Interaction of brominated flame retardants (BFRs) and transition metal oxides is a widely utilized approach in thermal recycling of bromine-contaminated plastics. An optimum design of the operation requires the development of accurate thermo-kinetic parameters that dictate the co-degradation of both entities. To attain this obviative, thermal degradation behavior pertinent to co-pyrolysis and co-combustion of hematite (Fe2O3): tribromophenol (TBP) mixtures was explored in a thermogravimetric analyzer (TGA) at various heating rates. Thermo-kinetic parameters for mixtures were acquired based on TGA runs while employing three major model-free or isoconversional methods (KAS, Starink, and FWO) and model-fitting methods (Coats-Redfern).

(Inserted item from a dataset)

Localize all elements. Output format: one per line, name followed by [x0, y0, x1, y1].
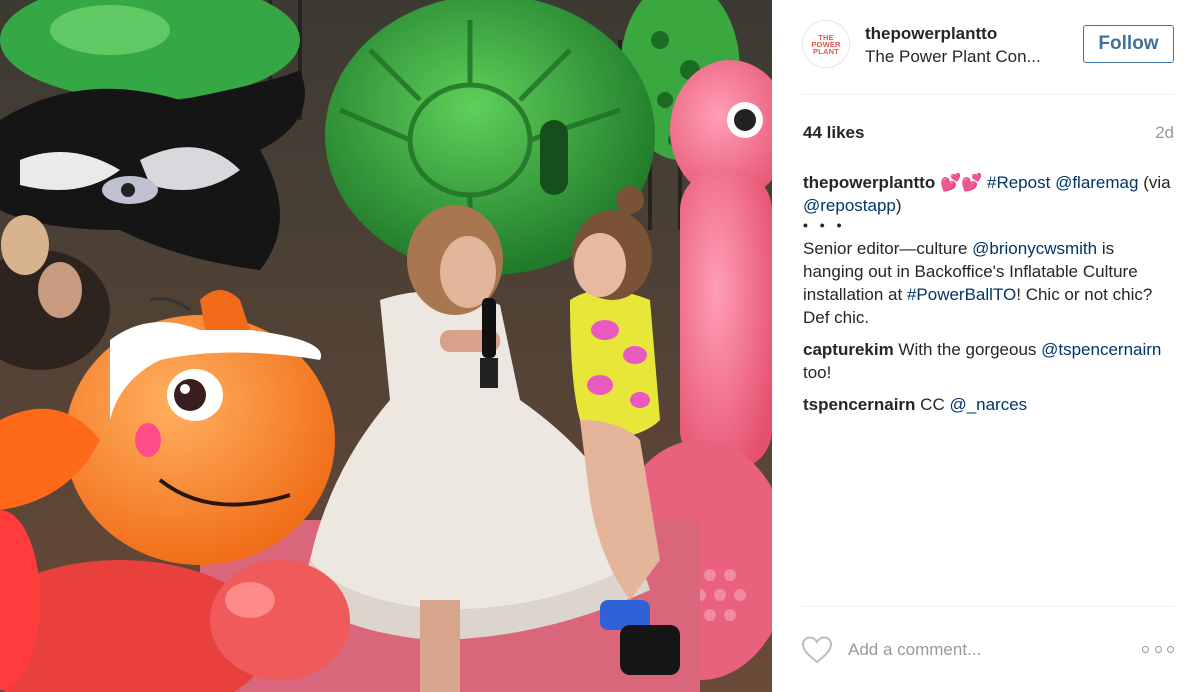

Obtained profiles infer that the addition of hematite systematically reduces the governing activation energy (Ea) in both thermochemical processes in reference to neat TBP. The hematite-assisted debromination of TBP under oxidative conditions entails lower activation energy when compared with degradation under pyrolytic conditions. Molecular modeling mapped out initial mechanisms that operate in the interaction with a prime focus on reactions that lead to ring opening of the aromatic rings. Overall, the results obtained from the thermal chemical conversions find direct application in reactor modeling and heat transfer design in domains related to the recycling of electronic and electrical waste (e-wastes).